A Novel Method of Measuring Spin Polarization of Noble-Gas Atoms in Nuclear Magnetic Resonance Gyroscopes

We propose a precise and efficient method for measuring the ¹²⁹Xe polarization that is applicable to weak magnetic field, low-pressure, and low-temperature scenarios where van der Waals forces are dominant in the spin-exchange collisions of noble-gas and alkali-metal atoms based on the magnetometer in a nuclear magnetic resonance (NMR) gyroscope system.
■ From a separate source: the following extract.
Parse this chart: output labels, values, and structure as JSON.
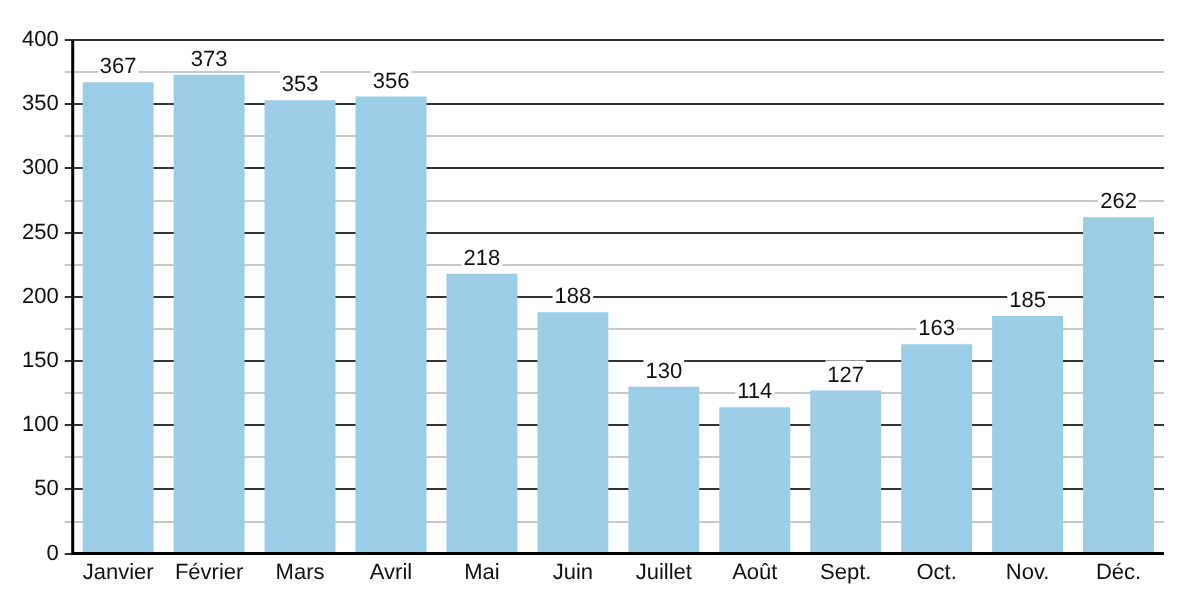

We also developed an optimized method for measuring the ¹²⁹Xe relaxation over a wide temperature range, which reverses the direction of the main magnetic field to flip the quantization axis and fits the free induction decay (FID) signals for obtaining the transversal and longitudinal relaxation times T₂ and T₁ of ¹²⁹Xe simultaneously. Using this accurate and stable method, the dependence of the ¹²⁹Xe relaxation on the cell temperature and the optical pumping rate is studied efficiently, and the depolarization relaxation rate Γ_n is measured. Thus, the ¹²⁹Xe polarization P_n is derived from the measured T₁ and Γ_n , with an error of 6%. This method is meaningful in quick tests and diagnosis online, which helps improve the sensitivity of the NMR gyroscope system.